Currency Risk - The value of investments designated in another currency may rise and fall due to exchange rate fluctuations. Adverse movements in currency exchange rates may result in a decrease in return and a loss of capital. It may not be possible or practicable to successfully hedge against the currency risk exposure in all circumstances.

Liquidity Risk - The Strategy may make investments or hold trading positions in markets that are volatile and which may become illiquid. Timely and cost efficient sale of trading positions can be impaired by decreased trading volume and/or increased price volatility..

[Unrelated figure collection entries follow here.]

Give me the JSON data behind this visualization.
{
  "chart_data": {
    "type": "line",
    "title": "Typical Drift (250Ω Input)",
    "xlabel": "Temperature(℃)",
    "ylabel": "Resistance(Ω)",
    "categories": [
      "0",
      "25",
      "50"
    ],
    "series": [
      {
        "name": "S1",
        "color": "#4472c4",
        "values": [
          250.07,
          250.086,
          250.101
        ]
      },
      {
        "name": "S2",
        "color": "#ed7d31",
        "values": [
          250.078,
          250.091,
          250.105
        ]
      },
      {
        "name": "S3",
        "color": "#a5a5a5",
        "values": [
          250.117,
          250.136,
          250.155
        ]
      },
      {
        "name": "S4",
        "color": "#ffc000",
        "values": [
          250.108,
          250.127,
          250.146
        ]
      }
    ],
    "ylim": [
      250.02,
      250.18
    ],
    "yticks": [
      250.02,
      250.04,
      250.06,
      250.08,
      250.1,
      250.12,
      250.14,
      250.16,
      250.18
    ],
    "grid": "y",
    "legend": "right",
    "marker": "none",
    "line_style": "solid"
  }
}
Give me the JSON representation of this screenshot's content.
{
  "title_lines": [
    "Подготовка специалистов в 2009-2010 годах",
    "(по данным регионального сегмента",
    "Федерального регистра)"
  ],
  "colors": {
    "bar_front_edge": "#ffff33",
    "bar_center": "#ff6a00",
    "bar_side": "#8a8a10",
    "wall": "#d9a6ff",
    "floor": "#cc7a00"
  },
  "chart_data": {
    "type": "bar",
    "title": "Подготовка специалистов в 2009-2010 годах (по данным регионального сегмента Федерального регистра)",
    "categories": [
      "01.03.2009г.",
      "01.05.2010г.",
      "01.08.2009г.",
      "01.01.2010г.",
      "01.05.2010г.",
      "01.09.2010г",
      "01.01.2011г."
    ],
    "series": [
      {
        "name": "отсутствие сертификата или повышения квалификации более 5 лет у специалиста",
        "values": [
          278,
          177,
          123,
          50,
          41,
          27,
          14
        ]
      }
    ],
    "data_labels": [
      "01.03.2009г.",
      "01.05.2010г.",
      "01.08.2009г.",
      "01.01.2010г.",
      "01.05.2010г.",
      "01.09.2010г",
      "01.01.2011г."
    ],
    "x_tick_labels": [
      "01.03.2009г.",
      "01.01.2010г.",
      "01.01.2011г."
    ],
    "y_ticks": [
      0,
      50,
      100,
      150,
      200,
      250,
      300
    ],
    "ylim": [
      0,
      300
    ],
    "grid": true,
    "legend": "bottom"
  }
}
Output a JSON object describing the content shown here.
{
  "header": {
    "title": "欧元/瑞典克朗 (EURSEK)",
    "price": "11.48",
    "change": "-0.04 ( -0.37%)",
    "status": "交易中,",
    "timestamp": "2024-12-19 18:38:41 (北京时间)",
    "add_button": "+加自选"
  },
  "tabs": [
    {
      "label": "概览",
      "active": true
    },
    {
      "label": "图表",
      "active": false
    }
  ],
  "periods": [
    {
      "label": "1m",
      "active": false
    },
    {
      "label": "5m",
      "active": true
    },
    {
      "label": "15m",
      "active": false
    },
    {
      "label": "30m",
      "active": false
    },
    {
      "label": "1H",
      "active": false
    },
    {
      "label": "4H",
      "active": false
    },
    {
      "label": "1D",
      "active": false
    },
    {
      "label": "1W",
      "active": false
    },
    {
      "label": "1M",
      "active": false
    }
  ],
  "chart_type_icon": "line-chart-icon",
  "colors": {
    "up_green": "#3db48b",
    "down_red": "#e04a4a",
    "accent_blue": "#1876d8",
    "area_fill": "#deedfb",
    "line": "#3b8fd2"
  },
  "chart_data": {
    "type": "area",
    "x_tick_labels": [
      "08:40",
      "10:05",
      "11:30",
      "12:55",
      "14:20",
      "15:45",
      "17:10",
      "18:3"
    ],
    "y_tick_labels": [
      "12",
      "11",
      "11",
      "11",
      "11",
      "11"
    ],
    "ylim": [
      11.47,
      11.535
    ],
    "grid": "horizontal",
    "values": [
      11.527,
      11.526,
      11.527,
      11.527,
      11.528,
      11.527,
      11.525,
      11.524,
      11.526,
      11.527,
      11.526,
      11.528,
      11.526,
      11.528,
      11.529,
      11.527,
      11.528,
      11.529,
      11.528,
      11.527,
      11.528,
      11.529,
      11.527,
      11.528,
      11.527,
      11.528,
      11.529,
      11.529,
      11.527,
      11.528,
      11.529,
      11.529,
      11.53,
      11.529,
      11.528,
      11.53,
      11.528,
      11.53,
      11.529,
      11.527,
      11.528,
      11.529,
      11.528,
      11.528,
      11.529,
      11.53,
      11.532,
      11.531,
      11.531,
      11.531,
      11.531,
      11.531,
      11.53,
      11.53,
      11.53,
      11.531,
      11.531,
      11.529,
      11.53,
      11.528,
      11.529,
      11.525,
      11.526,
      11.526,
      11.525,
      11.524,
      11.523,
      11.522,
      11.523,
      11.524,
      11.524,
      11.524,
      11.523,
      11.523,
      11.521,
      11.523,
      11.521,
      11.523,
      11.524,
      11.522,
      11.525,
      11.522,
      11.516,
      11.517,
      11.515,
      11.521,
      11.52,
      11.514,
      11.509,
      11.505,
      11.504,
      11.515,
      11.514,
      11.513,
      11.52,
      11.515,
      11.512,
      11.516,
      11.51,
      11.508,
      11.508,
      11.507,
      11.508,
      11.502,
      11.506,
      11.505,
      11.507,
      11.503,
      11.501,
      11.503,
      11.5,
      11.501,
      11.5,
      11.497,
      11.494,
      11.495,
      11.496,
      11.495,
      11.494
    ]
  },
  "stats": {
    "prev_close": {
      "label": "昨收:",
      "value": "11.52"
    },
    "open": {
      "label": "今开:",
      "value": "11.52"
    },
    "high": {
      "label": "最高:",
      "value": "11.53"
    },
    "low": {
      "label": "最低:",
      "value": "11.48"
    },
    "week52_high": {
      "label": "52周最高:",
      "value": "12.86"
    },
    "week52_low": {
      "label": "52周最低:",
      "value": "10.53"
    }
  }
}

Financial Derivatives - The Strategy will invest financial derivative instruments ("FDI") (instruments whose prices are dependent on one or more underlying asset) to achieve its investment objective. The use of FDI involves additional risks such as high sensitivity to price movements of the asset on which it is based. The extensive use of FDI may significantly multiply the gains or losses.

Leverage - The Strategy's use of FDI may result in increased leverage which may lead to significant losses.

Emerging Markets - The Strategy may invest a significant proportion of its assets in securities with exposure to emerging markets which involve additional risks relating to matters such as the illiquidity of securities and the potentially volatile nature of markets not typically associated with investing in other more established economies or markets.

Non-Investment Grade Securities - The Strategy may invest a significant proportion of its assets in non-investment grade securities (such as “high yield” securities) are considered higher risk investments that may cause income and principal losses for the Strategy. They are instruments which credit agencies have given a rating which indicates a higher risk of default. The market values for high yield bonds and other instruments tend to be volatile and they are less liquid than investment grade securities.

Single Region/Country Risk - The Strategy is a specialist country-specific Strategy or focuses on a particular geographic region, the investment carries greater risk than a more internationally diversified portfolio.